No dia 23 de janeiro, a cidade parecia um caldeirão de raiva. Quinta-feira, as tropas americanas entraram na cidade para seqüestrar um suspeito líder guerrilheiro. Mas a operação deu errado. Assustados, os soldados abriram fogo e mataram 14 civis. Agora, Hector Olvera, o empresário mais respeitado da aldeia -representado pelo Sargento Russ Williams, 37- está gritando com os soldados americanos.

"Já me cansei de suas promessas", grita. "Vocês disseram que iam nos trazer combustível e água. Vocês mataram nossos filhos!" Os americanos tentam acalmá-lo, imploram por outra chance e prometem trazer mantimentos para a comunidade. Mas os soldados aturam uma fúria de ataques verbais dos moradores do lugar, que dizem ter recebido os americanos como libertadores, mas agora querem que saiam.

Os dois lados, por fim, concordam em fazer outra reunião no final do dia, entre o mais alto oficial americano na região -um coronel- e o ancião Campos. No entanto, há uma surpresa: "Vamos tentar matar o coronel com um ataque suicida", sussurra um dos habitantes da cidade ao repórter.

Desempenhando os papéis estão membros do 11o Regimento de Cavalaria Blindada, que ainda usam tanques e outras armas pesadas para treinar os homens para batalhas mais convencionais. Há décadas que a força de oposição desenvolve esse tipo de exercício. No entanto, atualmente, durante metade do treinamento de campo, os soldados do regimento fazem guerrilha, usam roupas civis, colocam cintos de explosivos falsos e fingem-se de transeuntes inocentes.
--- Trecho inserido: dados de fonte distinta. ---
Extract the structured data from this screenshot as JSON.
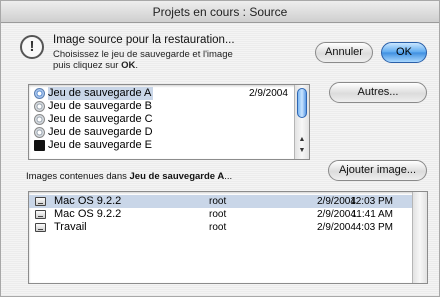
{
  "window": {
    "title": "Projets en cours : Source"
  },
  "message": {
    "title": "Image source pour la restauration...",
    "line1": "Choisissez le jeu de sauvegarde et l'image",
    "line2_prefix": "puis cliquez sur ",
    "line2_bold": "OK",
    "line2_suffix": "."
  },
  "buttons": {
    "cancel": "Annuler",
    "ok": "OK",
    "others": "Autres...",
    "add_image": "Ajouter image..."
  },
  "backup_sets": [
    {
      "label": "Jeu de sauvegarde A",
      "date": "2/9/2004",
      "icon": "disc-blue-icon",
      "selected": true
    },
    {
      "label": "Jeu de sauvegarde B",
      "date": "",
      "icon": "disc-icon",
      "selected": false
    },
    {
      "label": "Jeu de sauvegarde C",
      "date": "",
      "icon": "disc-icon",
      "selected": false
    },
    {
      "label": "Jeu de sauvegarde D",
      "date": "",
      "icon": "disc-icon",
      "selected": false
    },
    {
      "label": "Jeu de sauvegarde E",
      "date": "",
      "icon": "tape-icon",
      "selected": false
    }
  ],
  "images_label": {
    "prefix": "Images contenues dans ",
    "bold": "Jeu de sauvegarde A",
    "suffix": "..."
  },
  "images": [
    {
      "name": "Mac OS 9.2.2",
      "owner": "root",
      "date": "2/9/2004",
      "time": "12:03 PM",
      "selected": true
    },
    {
      "name": "Mac OS 9.2.2",
      "owner": "root",
      "date": "2/9/2004",
      "time": "11:41 AM",
      "selected": false
    },
    {
      "name": "Travail",
      "owner": "root",
      "date": "2/9/2004",
      "time": "4:03 PM",
      "selected": false
    }
  ],
  "colors": {
    "default_button": "#4a9be8",
    "selection": "#c9d6e8"
  }
}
"Talvez seja mais difícil aqui do que em qualquer outro lugar", disse Williams, o aldeão rico Olvera. "Nós os provocamos... nós os forçamos a errar, para que não o façam no Iraque."

Naquela noite, mais erros. A vários quilômetros de distância, forças paramilitares, armadas com um único tanque, entrincheiraram-se na aldeia de Eastgate e usaram o povo do lugar como escudo humano. A Terceira Divisão de Infantaria, com base em informações incompletas, lançou foguetes indiscriminados contra o veículo blindado inimigo. Uma série de residências foi atingida. Muitos civis morreram ou ficaram feridos.
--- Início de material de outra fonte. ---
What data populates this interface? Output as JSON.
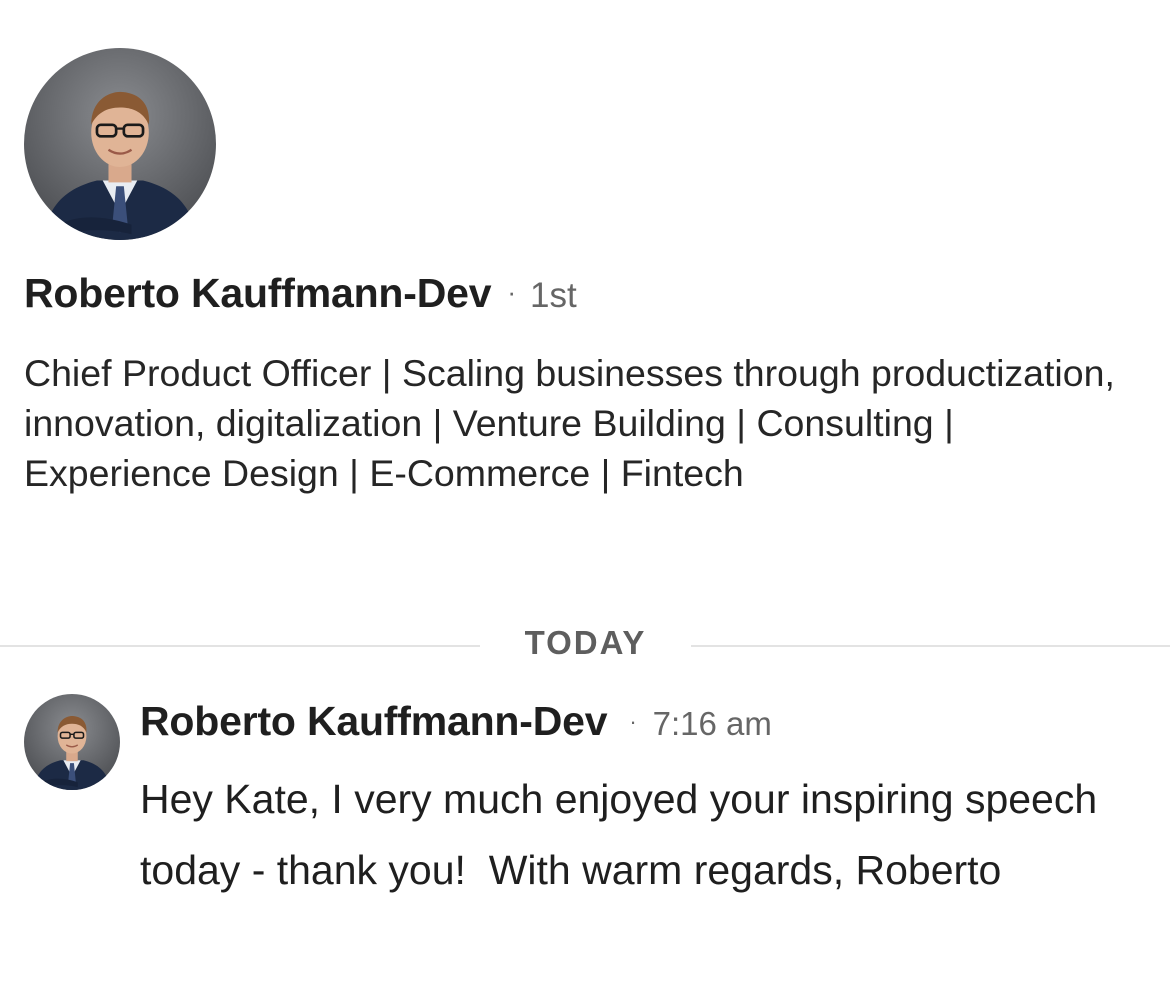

"Eles atiraram com o Sistema de Foguete de Lançamento Múltiplo", disse o coronel Joe Moore, comandante da Força de Oposição. "Violaram suas instruções. Eles tinham criado uma área livre de tiros, mas esqueceram de colocá-la no computador."

No dia seguinte, 24 de janeiro, as tropas americanas estão prontas para ocupar a aldeia. Elas tentam novamente derrubar o tanque inimigo, desta vez com uma bomba de precisão. O tanque e seus tripulantes são destruídos. No entanto, com eles, 16 civis, inclusive dois jornalistas.

Quando os americanos, finalmente, entram na aldeia, o episódio fica mais sangrento. Enquanto um veículo Bradley desce pela rua principal, atiradores agachados atrás dos muros atiram contra a escotilha aberta. Outro guerrilheiro joga uma granada no veículo. Os soldados americanos saem correndo e separam-se pelas vielas, em uma busca de casa em casa pelo inimigo. Um grupo de insurgentes, atirando de um prédio, é particularmente perturbador.

Um dos Bradleys vira seu principal rifle para o prédio. Uma luz começa a piscar em outro veículo americano, do outro lado do prédio, assinalando que foi atingido. Na confusão da guerra, a primeira equipe atingiu um de seus próprios veículos.

Subindo a rua, civis estão escondidos em uma sala. Soldados americanos aproximam-se devagar, e um deles abre a porta com um chute. Ele morre, assim como seus colegas. A porta estava ligada a um fio que conectava a um mecanismo explosivo improvisado. Um morteiro, escondido sob o piso, explode. Mais civis morrem.

"Aquele soldado, provavelmente, não fará o mesmo erro novamente", disse o controlador do exercício, capitão Brant Hoskins, referindo-se ao jovem sargento que forçou a porta.

Os soldados da Terceira Divisão de Infantaria aqui treinados estão entre os mais experientes do exército. Três quartos deles serviram no Iraque no ano passado, e a unidade pode retornar neste outono.

No final do mês, a 81a Brigada de Infantaria, unidade de soldados da Guarda Nacional do Estado de Washington, chegará ao Fort Irwin. Pela primeira vez, enfrentará combate de casa a casa, com guerrilheiros, suicidas e armadilhas explosivas.

Depois, irão diretamente do deserto do Mojave para as areias do Iraque.